Höhle der Löwen Fliege

Löwenhöhlenfliege

Bereits in der dritten Staffel läuft die erfolgreiche Gründerschau "Die Höhle der Löwen", die auf Vox gezeigt wird. Handgeknotet und unsere vorgeknüpften Fliegen werden von Hand geknotet. In der zweiten Staffel präsentiert Startup Floerke die Löwenhöhle auf VOX. Gibt es Floerke nicht auch bei "The Cave of the Lions" auf VOX?

Das Mode-Label von Floerke: Bonns Lord of the Flies war bereits in der "Höhle des Löwen".

David Schirrmacher hat diese Story wahrscheinlich schon oft gehört. Auf die Frage, wie er tatsächlich auf die Frage kam, wie er Fliegen zur Selbstbindung verkauft, gab er die Lösung nicht selbst, sondern fragte einen jungen Mitarbeiter, der dabei war. Natürlich weiß Annika Mehmeti die Geschichte: "Sie wollten zu einem Benefizball nach Wiesbaden, suchten eine Fliege zum Binden und fanden keine.

"Der 25-Jährige spricht im Gespraech in seiner Firmenzentrale auf dem Bonnischen Minimarkt, gleich neben dem Altstädter Rathaus. 2. "Im Laden habe ich nur sehr teuer gefunden, für 130? und mehr. In dieser Zeit absolvierte der damals noch BWL-Student an der EBS Hochschule für Ökonomie und Recht im Hessischen Oestrich-Winkel ein Volontariat bei der DB und war, gelinde gesagt, nicht sehr beschäftigt.

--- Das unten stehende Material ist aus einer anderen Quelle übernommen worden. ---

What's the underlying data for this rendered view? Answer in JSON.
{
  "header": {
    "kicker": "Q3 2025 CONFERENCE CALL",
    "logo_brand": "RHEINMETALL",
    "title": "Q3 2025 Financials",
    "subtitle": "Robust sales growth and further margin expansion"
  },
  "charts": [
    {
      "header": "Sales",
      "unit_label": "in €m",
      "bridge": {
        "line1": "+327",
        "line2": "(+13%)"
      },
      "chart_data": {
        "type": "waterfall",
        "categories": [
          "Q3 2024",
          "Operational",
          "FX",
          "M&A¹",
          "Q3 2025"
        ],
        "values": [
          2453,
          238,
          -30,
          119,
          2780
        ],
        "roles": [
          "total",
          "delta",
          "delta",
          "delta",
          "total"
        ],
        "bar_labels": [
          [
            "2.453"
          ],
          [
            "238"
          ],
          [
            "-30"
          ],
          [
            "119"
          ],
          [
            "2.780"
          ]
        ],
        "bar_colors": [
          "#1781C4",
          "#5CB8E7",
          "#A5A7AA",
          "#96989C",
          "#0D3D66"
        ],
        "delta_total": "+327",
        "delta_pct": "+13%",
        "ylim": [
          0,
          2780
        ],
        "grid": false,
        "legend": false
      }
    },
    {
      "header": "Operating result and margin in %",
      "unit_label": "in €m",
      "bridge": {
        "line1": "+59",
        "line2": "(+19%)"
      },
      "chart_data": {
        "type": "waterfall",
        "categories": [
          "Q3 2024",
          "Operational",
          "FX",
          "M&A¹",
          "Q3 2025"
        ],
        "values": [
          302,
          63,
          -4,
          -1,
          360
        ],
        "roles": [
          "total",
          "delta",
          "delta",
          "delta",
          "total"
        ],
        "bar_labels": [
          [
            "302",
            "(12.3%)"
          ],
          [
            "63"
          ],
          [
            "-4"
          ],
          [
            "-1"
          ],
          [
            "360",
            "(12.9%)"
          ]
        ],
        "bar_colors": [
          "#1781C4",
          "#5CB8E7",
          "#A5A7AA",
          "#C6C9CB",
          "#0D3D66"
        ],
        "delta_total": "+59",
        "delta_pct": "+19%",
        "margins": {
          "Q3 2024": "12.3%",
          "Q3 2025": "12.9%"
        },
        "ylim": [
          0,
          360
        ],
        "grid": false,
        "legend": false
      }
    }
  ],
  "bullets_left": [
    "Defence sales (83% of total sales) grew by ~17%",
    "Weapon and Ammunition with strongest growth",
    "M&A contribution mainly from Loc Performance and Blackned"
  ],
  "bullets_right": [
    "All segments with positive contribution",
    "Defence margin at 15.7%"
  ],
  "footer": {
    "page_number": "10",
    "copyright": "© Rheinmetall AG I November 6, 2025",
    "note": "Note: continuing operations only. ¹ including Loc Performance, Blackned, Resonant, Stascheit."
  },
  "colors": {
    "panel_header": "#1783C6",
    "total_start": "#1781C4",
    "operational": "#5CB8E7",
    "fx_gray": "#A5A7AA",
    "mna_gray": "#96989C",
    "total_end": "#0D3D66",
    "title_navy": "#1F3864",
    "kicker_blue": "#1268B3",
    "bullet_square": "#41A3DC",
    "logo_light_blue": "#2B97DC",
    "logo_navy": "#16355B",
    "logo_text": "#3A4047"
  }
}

So hat er die Zeit anders genutzt, 1000 Euros in Selbstbindung aus China investiert, den Online-Shop "A Gentleman's Ones" (auf Deutsch: "Dinge für den Herrn") gegründet, die Fliegen für je 20 Euros verkauft und nach drei Monate 6000 Euros verdient. "Vier Jahre später trug er neben Jeanskleidung nur noch Kleider seiner eigenen Marke: sandfarbige Cuplloafer, rosa Strümpfe, ein maßgefertigtes Hemd mit einem sehr hellen Rosa-Ton, eine hellblaue Karojacke, natürlich auch maßgefertigt, und eine minzfarbene Grenadinenkrawatte.

Mit Schirrmachers Messeauftritt auf der Vox-Gründerausstellung "Höhle der Löwen" drei Monaten später war der große Aufschwung da. So konnte der Jungfliegenvermarkter drei Anleger von seiner Geschäftsidee begeistern und ein sechsstelliges Gründungskapital aufbringen. Die Fliege hat Stefan Raab als Herausforderung selbst gefesselt. Jüngere Herren wie der von US-Serien wie "Suits" oder "Mad Men", die einen schicken Anzug der 50-er und 60-er Jahre feiern, sind die Hauptzielgruppe.

Aber auch Kaufhäuser wie Kaufhof und Männerausstatter wie Anson's haben seine Fliegen in ihr Angebot aufgenommen. Aber nicht nur ausgefallene Fliegen, Bänder, Strümpfe, Taschentücher und seit einiger Zeit auch Maßschuhe, Shirts und Kostüme zu vertreiben, ist die Idee des Jungunternehmers. Also, wenn unsere Aufgabe lautet: "Männer kleiden sich wieder besser".

"Statt 2016 zur Modewoche nach Berlin zu gehen, eröffnet das Unternehmen seinen ersten eigenen Laden in der Düsseldorfer Stadtmitte in der Mittelnstraße. Die Risiken, die er auf sich nimmt, kennt er. Aus diesem Grund ist er auf spezielle Events angewiesen, um die männlichen Kunden in seine Läden zu locken, die er "Gentleman's Lounge" nannte.

"Das Kölner Business ist "überraschend gut", sagte er. Der Jahresumsatz von Henkel hat sich vervierfacht. SCHIRMMACHER beschäftigt 50 Angestellte. Bisher hat er seine Fliegen und Shirts in China anfertigen lassen, seine Stiefel kommen aus der Langobarde, seine Strümpfe aus Baden-Württemberg. Das ehrgeizige Unternehmensziel ist es jedoch, die Produktion seiner Erzeugnisse nach Deutschland zu bringen, so wie er es bei den ersten Fliegen und Bändern getan hat.

"Die Bonnerin erwarb dafür im November 2017 die Firma Édsor Krone. Das Risiko ist uns bekannt.